Currently, the MSP use a combination of color tests and GC-FID (gas chromatography with flame ionization detection) to screen samples for the presence of opioids, cathinones and cannabinoids. But at the virtual Forensics@NIST 2020 conference on Friday, Edward Sisco, research chemist at NIST, detailed the new workflow the federal agency has helped create that has shown an increase in retention time difference between compounds of interest. This is true particularly for isomers, which Sisco says is especially important as that’s an area where general screening methods typically experience separation difficulty.
In addition to enhancing separation of isomers and increasing sensitivity, Sisco and team wanted to shorten runtimes—but only if that did not sacrifice resolution.
“Our focus was to maintain peak areas but also see how far we could stretch percent retention difference for the different compounds within reason,” Sisco explained during his live presentation. “We didn’t want to go to a 90-minute method if we didn’t have to, but we want to get sufficient resolution. Our goal for sufficient resolution was at least a 1% retention time difference between compounds of interest, especially the isomers.”
For the study, NIST collaborated with Cayman Chemical, who developed and batched custom test mixtures for each of the three classes of drugs. This helped ensure repeatability, as there was minimal sample variability.
The first portion of the study looked to identify the effect of different columns on test mixture response to see which would provide the best sensitivity. With all parameters fixed beside the column itself, results indicated there was no major benefit or drawback to any particular column. That being said, Agilent Technology’s DB-200 GC Column showed the most uniform approach.
Once the column was chosen, the researchers went through a series of studies to optimize all other settings before comparing the current screening method to the novel workflow.
For opioids, the targeted GC-MS method showed a 135% difference in retention time and 93% in percent relative standard deviation (%RSD), or reproducibility of retention time. For cannabinoids, the results were even more significant: 220% better separation with 537% increased reproducibility. Most significant however, was cathinones, which illustrated a 262% difference in retention time but 0% increase in reproducibility of retention time.
“In both [cathinones and cannabinoids], we have not had any compounds with less than 1% retention time difference that were not differentiable by significant differences in the mass spec,” said Sisco. “We were able to separate basically all the isomers. For opioids, there were 8 pairs we were unable to separate with less than 1% retention time difference.”
In the end, runtimes were shorter or the same for two of three classes of drugs analyzed. The team was able to complete a cathinones run in 8 minutes, which was shorter than before, and a cannabinoids run in 12 minutes, which was the same as the traditional method. When analyzing opioids, the method extended to 30 minutes, a longer runtime than the previous method; however, researchers attributed at least some of that to the expanded compound library they utilized to ensure the targeted method was showing viability.

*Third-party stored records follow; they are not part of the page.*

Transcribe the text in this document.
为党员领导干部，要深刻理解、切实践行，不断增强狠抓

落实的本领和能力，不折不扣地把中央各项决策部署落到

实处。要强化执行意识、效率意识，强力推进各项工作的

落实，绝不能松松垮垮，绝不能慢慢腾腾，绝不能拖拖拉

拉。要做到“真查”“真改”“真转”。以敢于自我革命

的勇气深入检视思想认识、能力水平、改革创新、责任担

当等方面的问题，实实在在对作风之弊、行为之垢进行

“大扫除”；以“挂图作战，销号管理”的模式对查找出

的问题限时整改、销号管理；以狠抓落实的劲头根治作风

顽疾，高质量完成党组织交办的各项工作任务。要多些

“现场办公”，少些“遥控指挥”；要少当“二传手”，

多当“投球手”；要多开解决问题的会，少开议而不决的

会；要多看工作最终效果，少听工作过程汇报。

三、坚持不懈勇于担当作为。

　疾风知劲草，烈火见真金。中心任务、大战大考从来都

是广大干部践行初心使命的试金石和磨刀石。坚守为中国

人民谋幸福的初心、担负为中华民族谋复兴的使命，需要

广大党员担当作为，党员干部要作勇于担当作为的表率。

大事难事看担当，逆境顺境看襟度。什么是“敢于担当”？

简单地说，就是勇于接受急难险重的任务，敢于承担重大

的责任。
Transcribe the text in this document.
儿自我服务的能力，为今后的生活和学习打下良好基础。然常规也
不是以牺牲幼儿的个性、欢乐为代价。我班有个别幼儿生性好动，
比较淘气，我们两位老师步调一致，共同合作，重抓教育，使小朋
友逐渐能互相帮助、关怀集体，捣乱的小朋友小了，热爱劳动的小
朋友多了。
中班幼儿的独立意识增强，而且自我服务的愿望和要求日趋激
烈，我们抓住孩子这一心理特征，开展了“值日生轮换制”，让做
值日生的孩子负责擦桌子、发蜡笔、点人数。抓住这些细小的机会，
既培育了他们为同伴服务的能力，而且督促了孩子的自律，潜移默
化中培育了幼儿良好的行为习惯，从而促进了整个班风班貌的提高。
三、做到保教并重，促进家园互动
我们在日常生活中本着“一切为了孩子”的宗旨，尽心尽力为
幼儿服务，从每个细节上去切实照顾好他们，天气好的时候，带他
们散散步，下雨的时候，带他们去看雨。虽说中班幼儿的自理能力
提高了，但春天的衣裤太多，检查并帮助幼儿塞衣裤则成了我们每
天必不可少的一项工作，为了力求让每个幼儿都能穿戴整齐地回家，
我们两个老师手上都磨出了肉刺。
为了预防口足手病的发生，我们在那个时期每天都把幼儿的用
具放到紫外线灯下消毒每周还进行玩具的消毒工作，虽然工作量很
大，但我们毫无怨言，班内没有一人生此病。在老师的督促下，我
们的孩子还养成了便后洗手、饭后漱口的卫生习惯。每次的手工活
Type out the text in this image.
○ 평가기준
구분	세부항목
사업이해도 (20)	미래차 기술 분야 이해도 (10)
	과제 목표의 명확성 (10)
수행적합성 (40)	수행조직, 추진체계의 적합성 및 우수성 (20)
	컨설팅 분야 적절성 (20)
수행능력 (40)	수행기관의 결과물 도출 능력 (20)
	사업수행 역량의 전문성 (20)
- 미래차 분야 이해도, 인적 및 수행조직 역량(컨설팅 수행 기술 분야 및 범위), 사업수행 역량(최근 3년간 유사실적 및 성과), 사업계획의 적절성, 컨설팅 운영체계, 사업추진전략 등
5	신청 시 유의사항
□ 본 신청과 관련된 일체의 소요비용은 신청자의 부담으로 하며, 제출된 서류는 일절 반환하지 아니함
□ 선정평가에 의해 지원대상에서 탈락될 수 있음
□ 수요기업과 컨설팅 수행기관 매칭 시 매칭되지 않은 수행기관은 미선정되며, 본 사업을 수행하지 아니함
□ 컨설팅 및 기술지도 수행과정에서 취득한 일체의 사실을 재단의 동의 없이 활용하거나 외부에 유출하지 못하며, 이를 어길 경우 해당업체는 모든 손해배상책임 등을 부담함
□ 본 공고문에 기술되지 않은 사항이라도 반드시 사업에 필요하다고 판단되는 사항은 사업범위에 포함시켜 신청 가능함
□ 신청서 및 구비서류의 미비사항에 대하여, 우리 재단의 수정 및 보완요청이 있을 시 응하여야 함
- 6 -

Based on the study results, the NIST research team is currently building automated data analysis and reporting features. Their next step is to quantify a comparison between the current and novel workflows. To do this, the team is taking a subset of adjudicated cases from MSP that fit into the 3 drug classes. Drug chemists will then analyze the samples using either workflow to identify and compare benefits, evaluate the level of detail gained at each step and quantify the time taken for each step.
“We will also identify potential weaknesses in the novel workflow to bring it toward a higher rigor analysis at the end of the day,” Sisco said.